J’attendais la fin de sa phrase ; mais, quoiqu’elle fît un violent effort pour conserver son sang-froid, elle ne put l’achever.

— À mon âge, Anna, et avec la fortune que je possède, il me siérait mal de me renfermer dans mon pays, quand, si je puis m’exprimer ainsi, la nature humaine a pris son essor. — Je pars pour donner du champ à ma sensibilité, pour ouvrir mon cœur à mes semblables, et pour éviter les regrets qui ont tourmenté mon père sur son lit de mort.

— Fort bien, fort bien, répondit-elle les yeux humides ; n’en parlons plus, je crois qu’il convient que vous voyagiez. — Adieu ! partez avec mille millions de souhaits pour votre bonheur et pour votre retour dans votre patrie. Vous reviendrez à nous, John, quand d’autres scènes vous auront fatigué.

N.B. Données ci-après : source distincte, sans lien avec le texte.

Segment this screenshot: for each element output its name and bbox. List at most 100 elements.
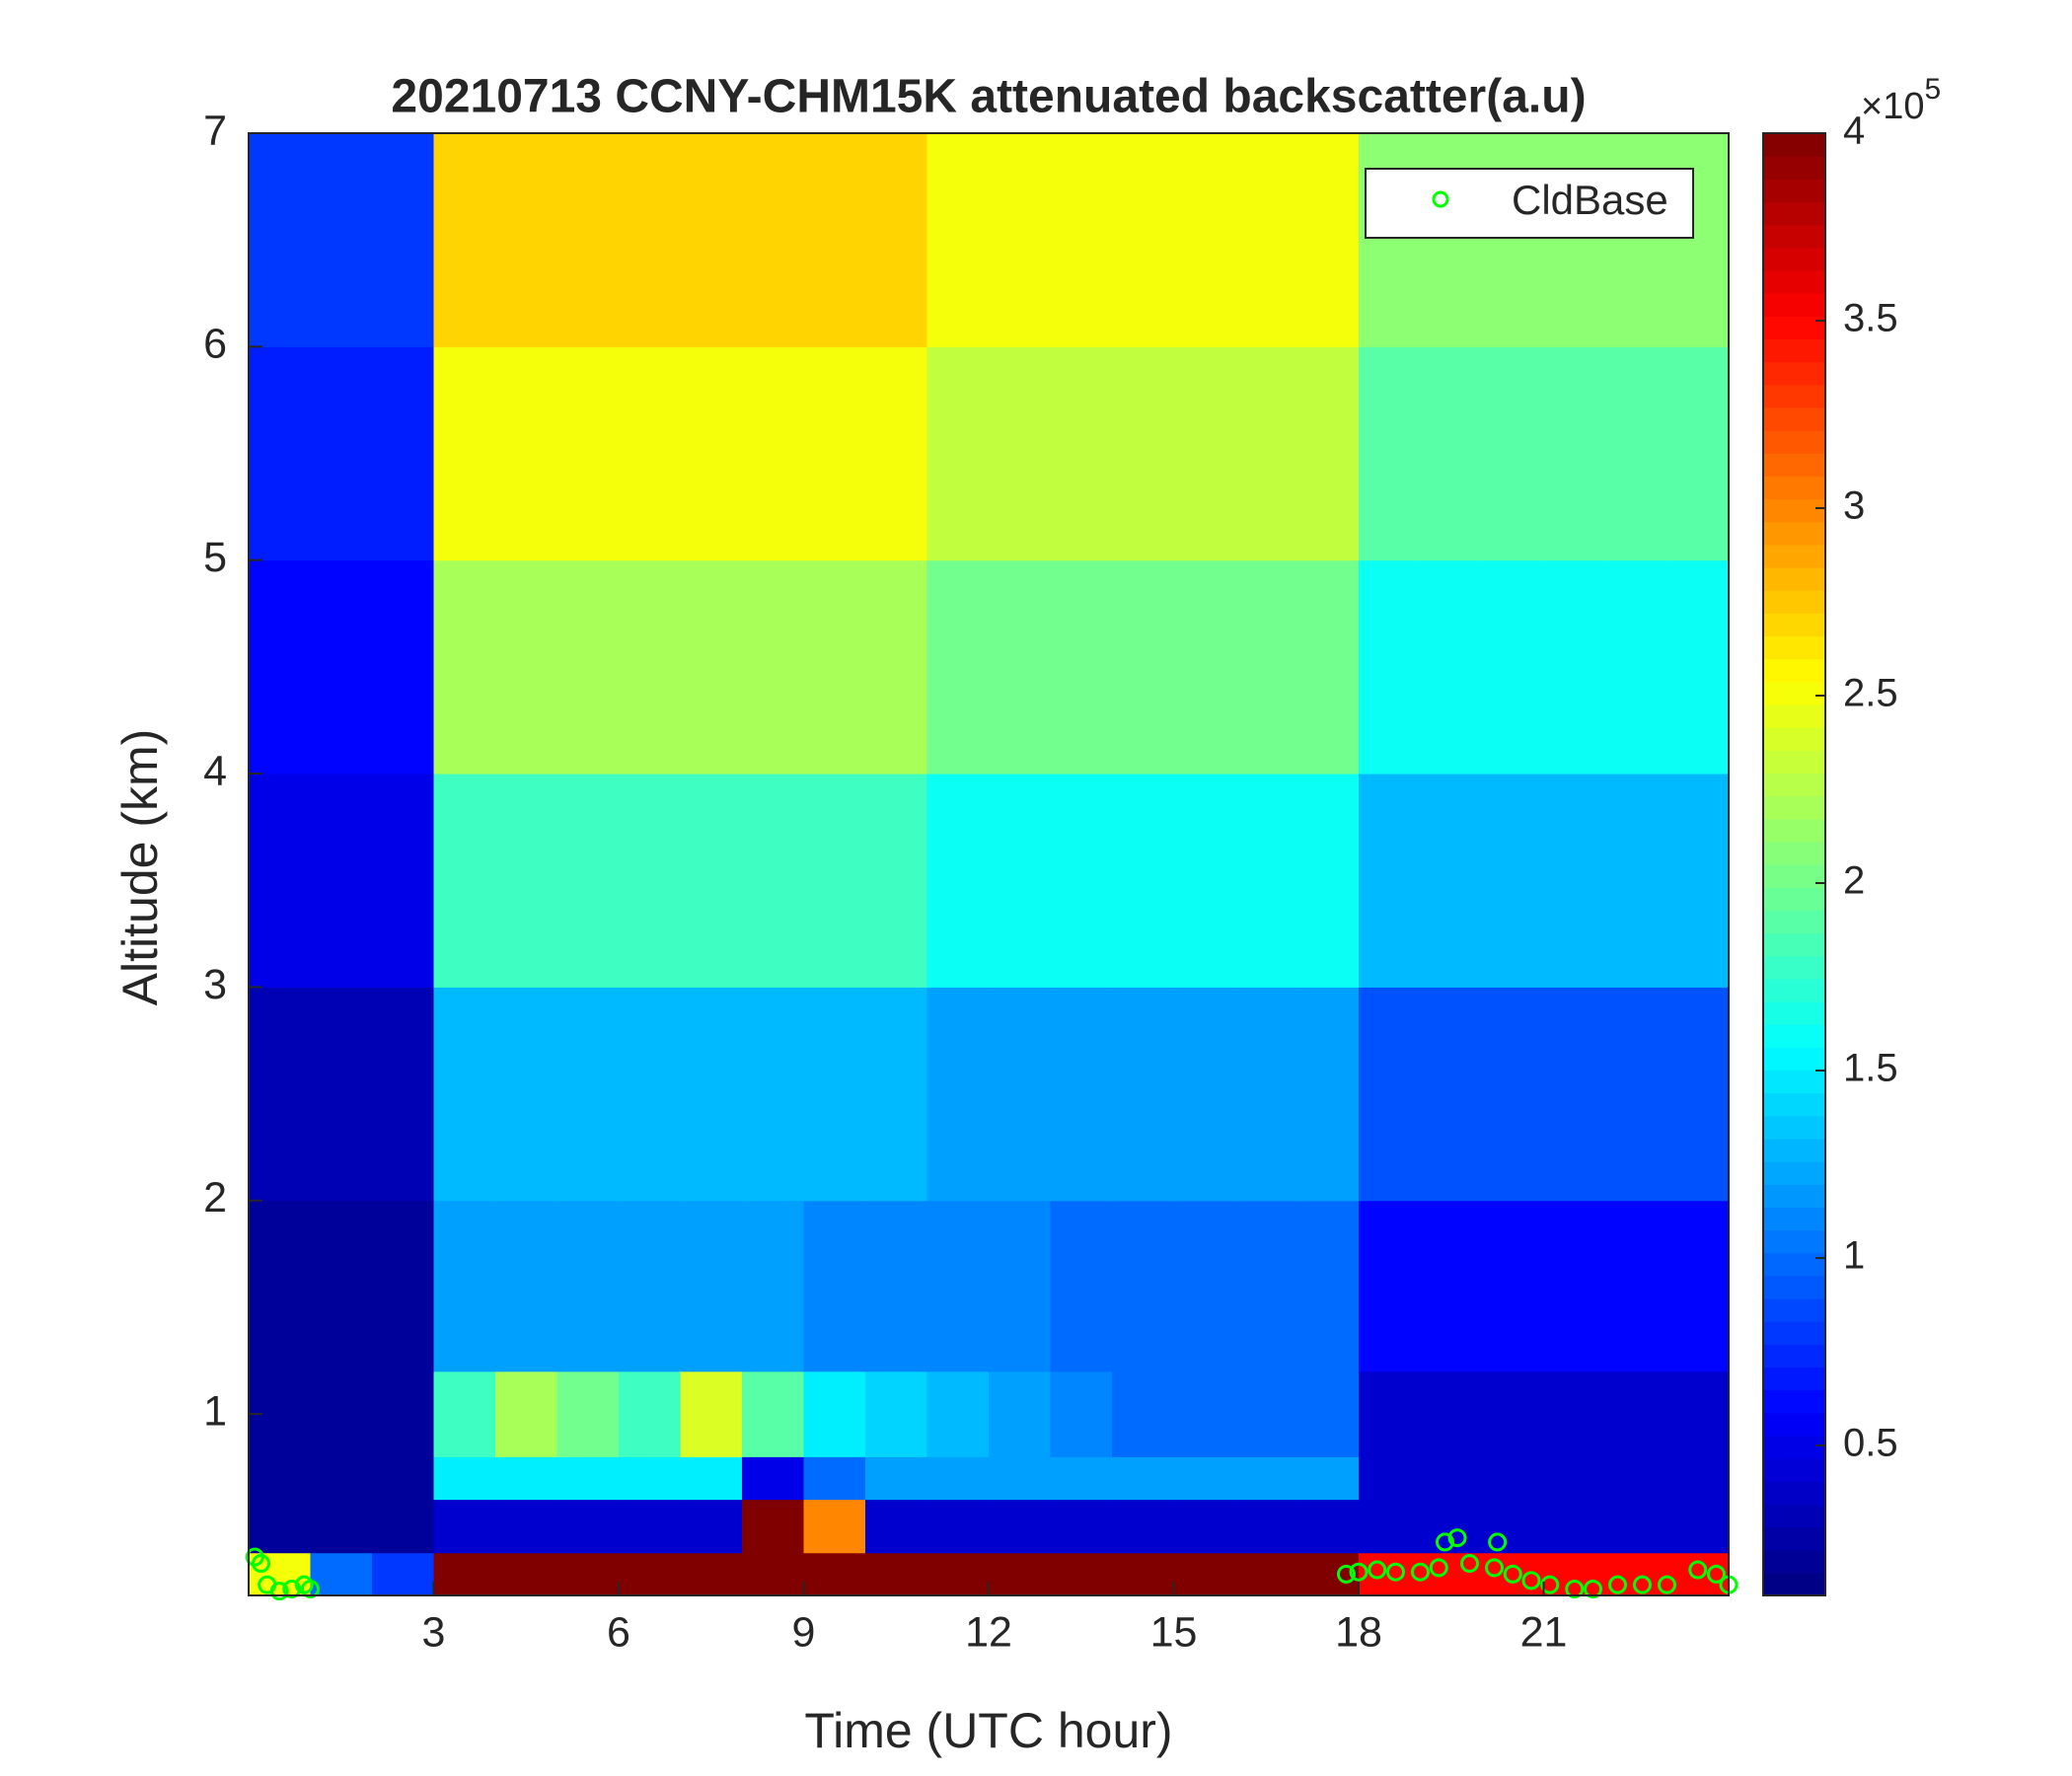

Elle m’adressa ces paroles du ton de la plus douce sensibilité, et avec un air de sincérité si attrayant, que ma philosophie fut sur le point de faire naufrage. Mais je ne pouvais épouser tout son sexe ; et enchaîner mon affection à une seule femme, c’eût été donner le coup de mort aux principes sublimes qui m’animaient, et qui, comme je l’avais décidé, devaient me rendre digne de ma fortune, et faire de moi un ornement de la race humaine. Cependant, quand on m’aurait offert un royaume, il m’eût été impossible de parler. Je la serrai dans mes bras sans qu’elle songeât à faire aucune résistance ; je la pressai contre mon cœur, et pris un baiser brûlant sur sa joue ; et je m’arrachai d’auprès d’elle.

— Nous nous reverrons, John, me dit-elle d’une voix faible, en retirant doucement sa main d’entre les miennes.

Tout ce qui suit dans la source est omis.